Interestingly, the other two CMR variables which showed prognostic significance in the univariate, multivariate, and Kaplan-Meier survival analysis of the Van Wolferen study (LVEDVi and RVEDVi) did not show the same prognostic significance in children. For example, their study found adult patients with an RV end-diastolic volume ≥ 84 ml/m2 had a 50% survival at 1 year. At baseline, all but two of our pediatric patients (n = 24) had an RVEDV ≥ 84 m/m2, which would predict at least 12 deaths. We had only one pediatric death. This adult prognostic indicator does not appear to be transferrable to the pediatric population. However, we recognize the small number of patients in our study as a limitation compared to the adult studies.
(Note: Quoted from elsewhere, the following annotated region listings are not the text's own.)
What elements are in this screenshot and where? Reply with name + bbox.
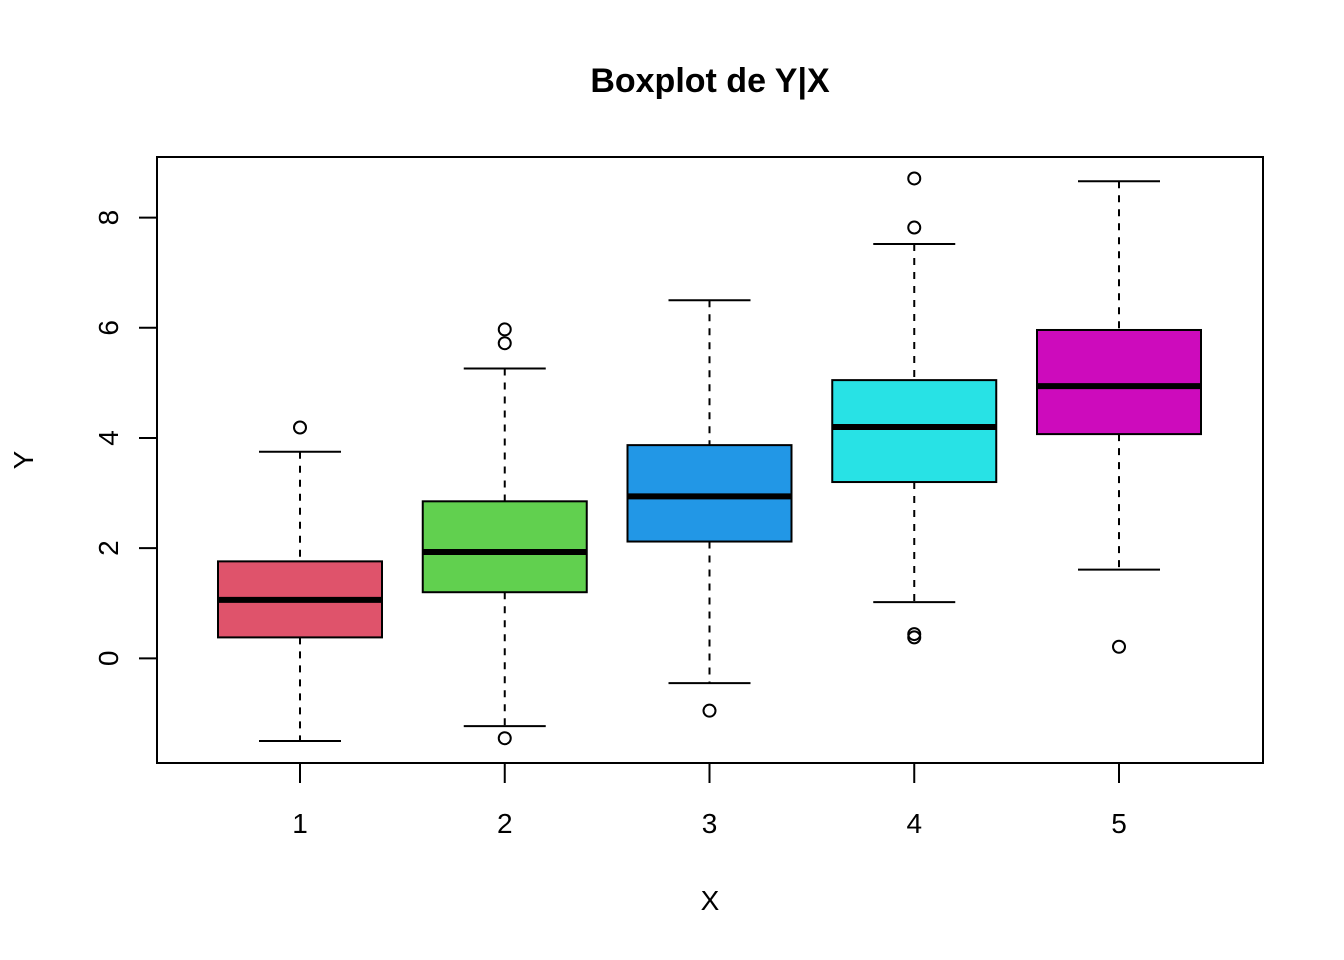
outlier-point <box>907 630 922 645</box>
outlier-point <box>497 731 512 746</box>
outlier-point <box>293 420 307 435</box>
y-tick-label: 4 <box>93 430 124 446</box>
outlier-point <box>907 220 922 235</box>
outlier-point <box>497 336 512 351</box>
y-axis: 0 2 4 6 8 <box>93 210 158 667</box>
box-1 <box>217 420 383 742</box>
x-axis: 1 2 3 4 5 <box>292 762 1127 839</box>
outlier-point <box>1112 639 1126 654</box>
x-axis-label: X <box>701 885 720 916</box>
outlier-point <box>702 703 717 718</box>
box-rect <box>626 444 793 543</box>
boxes-group <box>217 171 1202 746</box>
x-tick-label: 5 <box>1111 808 1127 839</box>
y-tick-label: 8 <box>93 210 124 226</box>
box-3 <box>626 299 793 718</box>
chart-title: Boxplot de Y|X <box>590 62 830 100</box>
x-tick-label: 3 <box>702 808 718 839</box>
box-rect <box>421 500 588 594</box>
box-4 <box>831 171 998 645</box>
y-tick-label: 6 <box>93 320 124 336</box>
box-2 <box>421 322 588 746</box>
outlier-point <box>907 171 922 186</box>
box-rect <box>831 379 998 484</box>
box-5 <box>1036 180 1202 654</box>
outlier-point <box>497 322 512 337</box>
x-tick-label: 1 <box>292 808 308 839</box>
x-tick-label: 2 <box>497 808 513 839</box>
x-tick-label: 4 <box>906 808 922 839</box>
box-rect <box>1036 328 1202 436</box>
y-tick-label: 0 <box>93 651 124 667</box>
y-axis-label: Y <box>8 450 39 469</box>
y-tick-label: 2 <box>93 540 124 556</box>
Other adult endpoints such as functional class and quality of life are difficult to assess in young children.[22] Due to the lack of overt symptoms in children and their ability to maintain exercise capacity despite having evidence of severe disease, we continue to look for the gold standard in which subtle deterioration can be detected before it is clinically evident. Although adult CMR indicators of survival are not transferable to the pediatric population, perhaps, with further studies, we will determine which parameters, or change in parameters, will be an accurate prognostic indicator in our pediatric population. In our limited and small study, we suggest that the lack of change in parameters, particularly LV stroke volume, represents a favorable prognostic finding. Longer follow-up and additional, larger studies are needed to test this hypothesis.

Limitations

This study is limited by the small sample size, variability between institutions, lack of standardized collection of laboratory data, and the lack of a defined gold standard for evaluation of these pediatric patients with PAH. Newer techniques by CMR may be helpful in evaluating these patients by CMR, but were not available at the commencement of this study. In addition, the majority of our study subjects did not have significant CMR changes over one year which may limit the usefulness of frequent MRI studies in this patient population.

In conclusion, despite normal 6MWD in children with PAH, markedly abnormal right and left ventricles are assessed by CMR parameters. These MRI parameters do not significantly change in 1 year. CMR markers in the adult population do not seem transferable to the pediatric population.